Amelioration of white matter injury through mitigating ferroptosis following hepcidin treatment after spinal cord injury

Abstract

Abstract Spinal cord injury (SCI) usually introduces permanent or long-lasting neurological impairments. Maintaining the integrity of limited number of white matter bundles (5–10%) preserves wholly or partially locomotor following SCI. Considering that the basic structure of white matter bundles is axon wrapped by oligodendrocytes, promoting oligodendrocytes survival might be a feasible strategy for reducing white matter injury (WMI) after SCI. Oligodendrocytes are rich in unsaturated fatty acid, and susceptible to ferroptosis-induced damage. Hence, exploring method to reduce ferroptosis is supposed to expedite oligodendrocytes survival, thereafter mitigating WMI to facilitate functional recovery post-SCI. Here, the results indicated the administration of hepcidin reduced iron accumulation to promote oligodendrocytes survival and to decrease spinal cord atrophy, thereafter facilitating functional recovery. Then, the WMI was evidently decreased due to attenuating ferroptosis. Subsequently, the results uncovered that the expression of divalent metal transporter 1 (DMT1) and transferrin receptor 1 (TfR1) was expressed in CC1+ cells.
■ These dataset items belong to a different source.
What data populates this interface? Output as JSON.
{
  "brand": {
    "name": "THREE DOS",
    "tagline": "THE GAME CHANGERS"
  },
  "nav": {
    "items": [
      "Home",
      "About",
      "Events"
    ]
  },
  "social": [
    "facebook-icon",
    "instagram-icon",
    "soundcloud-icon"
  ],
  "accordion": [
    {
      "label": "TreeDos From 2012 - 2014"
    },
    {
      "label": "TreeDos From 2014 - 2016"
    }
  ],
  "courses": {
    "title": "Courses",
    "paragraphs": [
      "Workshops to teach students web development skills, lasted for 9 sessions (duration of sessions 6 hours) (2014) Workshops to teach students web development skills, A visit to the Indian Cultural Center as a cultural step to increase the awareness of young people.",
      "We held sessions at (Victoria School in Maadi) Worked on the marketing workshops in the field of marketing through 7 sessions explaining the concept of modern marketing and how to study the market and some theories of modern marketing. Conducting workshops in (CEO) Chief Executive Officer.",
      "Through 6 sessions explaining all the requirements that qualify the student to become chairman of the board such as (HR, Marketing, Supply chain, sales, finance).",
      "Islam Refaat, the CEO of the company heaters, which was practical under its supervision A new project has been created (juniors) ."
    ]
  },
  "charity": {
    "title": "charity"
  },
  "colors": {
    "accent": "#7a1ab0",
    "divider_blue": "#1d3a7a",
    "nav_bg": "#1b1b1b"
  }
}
The expression level of DMT1 and TfR1 was significantly increased, while this phenomenon was obviously neutralized with the administration of hepcidin in the epicenter of spinal cord after SCI. Afterward, the application of hepcidin downregulated reactive oxygen species (ROS) overload, which was evidently increased with the treatment of 20 µM FeCl3, thereafter increasing cell viability and reducing lactate dehydrogenase (LDH) activity through downregulating the expression of DMT1 and TfR1 to inhibit ferroptosis in oligodendrocyte progenitor cells (OPCs). The present study provides evidence that the application of hepcidin expedites oligodendrocytes survival to alleviate WMI via minimizing the expression of DMT1 and TfR1.